Hadamard shrugged; he didn’t have strong opinions.
The comprehensive net shutdown had been necessary because the tech-heads who loved all that stuff had proven too damn smart at getting around any reasonable restriction put in place. Like putting encoded messages of race-hate and smut into graphics files, for instance: that had meant banning all graphics and sound files, and the World Wide Web had just withered. He knew there had been some squealing among genuine discussion groups on the net, and academics and researchers who suddenly found their access to online libraries shut down, and businesses who were no longer allowed to send secure encrypted messages, and … But screw it. To Hadamard, the net had been just a big conduit of bullshit; everyone was better off without it.
(pp. 130-1).

This is Science Fiction as the literature of warning: against cuts to the space programme, and net censorship. It even mentions rising graduate unemployment, in a scene where Paula Benacerraf arranges a meeting with her team to discuss the possibility of launching a crewed mission to Titan. They meet at dinner party in Benacerraf’s house, served by her housekeeper, Kevin. Kevin is a fine art graduate, who is working as Benacerraf’s housekeeper in order to work off his student debt. His works are the usual horrors inflicted on the world by contemporary artists. In her only visit to his atelier, Benacerraf is shown a 1/4 size sculpture of himself which Kevin has gnawed from a block of lard. This is just a study for a full-size work, which he intends to gnaw from his own liposuctioned fat or faeces. As she and her guests are being served by Kevin, she reflects that he is like the majority of graduates, who will never have a job.

Well, the shuttle programme has been cancelled, but hopefully this will not prevent the further exploration of universe. The Chinese certainly are looking to put a person into space, and are believed to be aiming to land a human on the Moon by 2020. Baxter also mentions this in Titan in his description of the spacewoman’s mission to the Deep Black, where he states that this is believed to be in preparation for a moon landing in 2019.

And Baxter is absolutely correct about the demands for a comprehensive censorship of the internet by the British and American governments. The only difference is the terrorists the governments are panicking about are Islamist, rather than neo-Nazi.
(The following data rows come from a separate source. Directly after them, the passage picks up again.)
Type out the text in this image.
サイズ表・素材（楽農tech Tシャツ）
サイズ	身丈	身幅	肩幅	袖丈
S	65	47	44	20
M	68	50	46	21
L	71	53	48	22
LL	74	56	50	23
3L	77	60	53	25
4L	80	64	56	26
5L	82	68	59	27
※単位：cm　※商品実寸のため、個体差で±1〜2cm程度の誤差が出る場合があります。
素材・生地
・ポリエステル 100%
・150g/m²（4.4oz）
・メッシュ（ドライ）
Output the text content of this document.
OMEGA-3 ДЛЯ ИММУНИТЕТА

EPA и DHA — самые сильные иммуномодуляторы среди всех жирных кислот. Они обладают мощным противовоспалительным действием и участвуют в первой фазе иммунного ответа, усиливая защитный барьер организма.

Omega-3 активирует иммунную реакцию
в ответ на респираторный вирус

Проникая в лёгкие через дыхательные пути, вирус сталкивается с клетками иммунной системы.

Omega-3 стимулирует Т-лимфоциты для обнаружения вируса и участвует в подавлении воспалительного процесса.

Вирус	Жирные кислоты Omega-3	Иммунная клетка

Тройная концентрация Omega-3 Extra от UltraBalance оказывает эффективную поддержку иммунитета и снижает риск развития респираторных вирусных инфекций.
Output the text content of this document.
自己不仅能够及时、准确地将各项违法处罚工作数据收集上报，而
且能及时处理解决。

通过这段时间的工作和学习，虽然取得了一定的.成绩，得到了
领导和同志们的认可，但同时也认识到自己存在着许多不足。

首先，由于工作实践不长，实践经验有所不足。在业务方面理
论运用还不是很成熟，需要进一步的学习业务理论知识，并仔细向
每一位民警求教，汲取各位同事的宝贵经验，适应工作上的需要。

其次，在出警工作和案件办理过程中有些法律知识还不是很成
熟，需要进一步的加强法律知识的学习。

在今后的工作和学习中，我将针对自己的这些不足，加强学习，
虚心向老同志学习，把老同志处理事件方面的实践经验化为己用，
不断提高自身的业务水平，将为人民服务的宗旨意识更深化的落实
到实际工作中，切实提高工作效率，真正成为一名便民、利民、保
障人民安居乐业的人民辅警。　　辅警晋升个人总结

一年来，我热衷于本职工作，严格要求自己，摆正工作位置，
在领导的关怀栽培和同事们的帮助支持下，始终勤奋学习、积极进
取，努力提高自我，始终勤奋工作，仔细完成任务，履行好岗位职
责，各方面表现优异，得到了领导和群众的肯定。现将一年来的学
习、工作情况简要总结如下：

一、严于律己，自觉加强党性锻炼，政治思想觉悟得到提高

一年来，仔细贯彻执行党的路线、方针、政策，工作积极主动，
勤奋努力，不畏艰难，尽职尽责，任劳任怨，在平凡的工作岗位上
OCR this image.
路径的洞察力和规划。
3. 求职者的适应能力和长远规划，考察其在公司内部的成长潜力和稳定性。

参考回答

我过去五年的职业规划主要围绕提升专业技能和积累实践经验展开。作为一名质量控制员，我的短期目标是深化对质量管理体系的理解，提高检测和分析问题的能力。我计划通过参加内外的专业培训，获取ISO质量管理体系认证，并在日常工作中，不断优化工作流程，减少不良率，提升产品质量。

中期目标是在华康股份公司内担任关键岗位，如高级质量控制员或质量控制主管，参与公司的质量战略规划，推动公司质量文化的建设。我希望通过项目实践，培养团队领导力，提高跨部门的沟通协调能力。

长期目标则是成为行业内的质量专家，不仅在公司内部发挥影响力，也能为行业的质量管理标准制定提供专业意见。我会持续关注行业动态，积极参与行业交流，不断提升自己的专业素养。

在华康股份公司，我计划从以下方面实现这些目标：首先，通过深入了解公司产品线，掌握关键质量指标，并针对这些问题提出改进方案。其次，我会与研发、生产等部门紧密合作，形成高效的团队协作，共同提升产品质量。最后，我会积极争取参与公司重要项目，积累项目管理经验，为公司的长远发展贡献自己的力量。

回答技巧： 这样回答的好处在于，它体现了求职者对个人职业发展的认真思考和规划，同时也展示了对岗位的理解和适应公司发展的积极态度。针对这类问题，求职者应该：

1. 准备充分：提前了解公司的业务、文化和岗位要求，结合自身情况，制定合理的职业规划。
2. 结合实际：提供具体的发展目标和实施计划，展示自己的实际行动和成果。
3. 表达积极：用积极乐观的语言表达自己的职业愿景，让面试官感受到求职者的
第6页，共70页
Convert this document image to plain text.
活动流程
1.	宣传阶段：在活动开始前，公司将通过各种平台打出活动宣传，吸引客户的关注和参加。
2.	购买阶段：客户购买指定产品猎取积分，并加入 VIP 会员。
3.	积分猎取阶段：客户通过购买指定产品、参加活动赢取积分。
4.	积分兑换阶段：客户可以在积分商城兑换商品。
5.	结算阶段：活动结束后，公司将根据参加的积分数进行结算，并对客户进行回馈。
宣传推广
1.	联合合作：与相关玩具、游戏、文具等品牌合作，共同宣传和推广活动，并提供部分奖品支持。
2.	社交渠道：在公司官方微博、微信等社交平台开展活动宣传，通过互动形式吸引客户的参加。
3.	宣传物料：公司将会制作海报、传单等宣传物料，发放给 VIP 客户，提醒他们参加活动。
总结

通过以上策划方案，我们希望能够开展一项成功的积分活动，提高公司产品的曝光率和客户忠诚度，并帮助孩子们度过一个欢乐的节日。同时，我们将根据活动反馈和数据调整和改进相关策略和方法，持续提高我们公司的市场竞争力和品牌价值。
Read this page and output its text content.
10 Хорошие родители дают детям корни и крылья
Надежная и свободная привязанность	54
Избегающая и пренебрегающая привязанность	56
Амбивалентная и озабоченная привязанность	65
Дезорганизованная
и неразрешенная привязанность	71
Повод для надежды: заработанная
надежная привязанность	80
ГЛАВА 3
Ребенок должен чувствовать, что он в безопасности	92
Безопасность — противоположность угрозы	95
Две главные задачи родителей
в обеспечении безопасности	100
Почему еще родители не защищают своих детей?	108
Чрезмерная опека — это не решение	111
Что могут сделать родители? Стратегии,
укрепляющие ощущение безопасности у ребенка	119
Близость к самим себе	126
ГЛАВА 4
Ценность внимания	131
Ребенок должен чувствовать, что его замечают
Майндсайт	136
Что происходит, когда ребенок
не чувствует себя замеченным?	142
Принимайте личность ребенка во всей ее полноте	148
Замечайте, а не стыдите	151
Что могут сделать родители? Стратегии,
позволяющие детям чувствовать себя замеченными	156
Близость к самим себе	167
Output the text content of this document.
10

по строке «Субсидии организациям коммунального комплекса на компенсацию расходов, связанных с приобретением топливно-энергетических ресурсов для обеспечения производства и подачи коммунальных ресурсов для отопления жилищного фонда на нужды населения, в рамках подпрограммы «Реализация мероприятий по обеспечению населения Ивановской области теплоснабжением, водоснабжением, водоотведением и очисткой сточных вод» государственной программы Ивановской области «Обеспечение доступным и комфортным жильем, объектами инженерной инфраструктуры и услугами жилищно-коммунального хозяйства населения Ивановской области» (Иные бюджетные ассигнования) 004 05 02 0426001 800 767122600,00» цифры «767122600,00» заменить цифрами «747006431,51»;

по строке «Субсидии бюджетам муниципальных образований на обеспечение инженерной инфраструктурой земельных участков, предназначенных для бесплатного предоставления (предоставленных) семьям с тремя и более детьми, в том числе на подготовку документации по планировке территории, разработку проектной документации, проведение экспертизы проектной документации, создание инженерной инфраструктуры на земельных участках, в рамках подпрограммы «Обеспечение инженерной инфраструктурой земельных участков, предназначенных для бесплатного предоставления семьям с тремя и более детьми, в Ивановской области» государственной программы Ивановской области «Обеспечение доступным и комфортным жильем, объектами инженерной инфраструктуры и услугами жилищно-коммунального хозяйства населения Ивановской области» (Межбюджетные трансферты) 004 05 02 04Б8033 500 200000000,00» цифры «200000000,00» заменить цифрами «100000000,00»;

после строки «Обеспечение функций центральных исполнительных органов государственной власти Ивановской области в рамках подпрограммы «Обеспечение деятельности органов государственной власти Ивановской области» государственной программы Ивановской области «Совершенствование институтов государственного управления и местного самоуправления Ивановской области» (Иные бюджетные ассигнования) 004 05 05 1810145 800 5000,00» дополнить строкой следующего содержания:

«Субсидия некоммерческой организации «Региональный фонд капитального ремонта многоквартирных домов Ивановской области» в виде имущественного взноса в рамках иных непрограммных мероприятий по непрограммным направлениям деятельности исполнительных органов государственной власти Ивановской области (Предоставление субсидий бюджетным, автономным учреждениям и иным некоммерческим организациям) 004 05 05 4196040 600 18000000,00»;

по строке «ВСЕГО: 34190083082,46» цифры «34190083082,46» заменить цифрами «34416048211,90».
So far, the demands for censorship have been limited, so there isn’t the almost-complete shutdown of the net described in Baxter’s version of the recent past.

But this is still a very real danger, as these accompanying threat, which Baxter didn’t predict, of increased state surveillance of electronic communications, for the same reasons as censorship.

Someone once remarked that all science fiction is really about the issues of the time they were set. Titan reflects the fears about the internet that were present back in the 1990s, when it was first emerging. These fears, and the consequent demands by government to censor nearly everything we see or read online, are still very real, and Baxter’s book is still very relevant.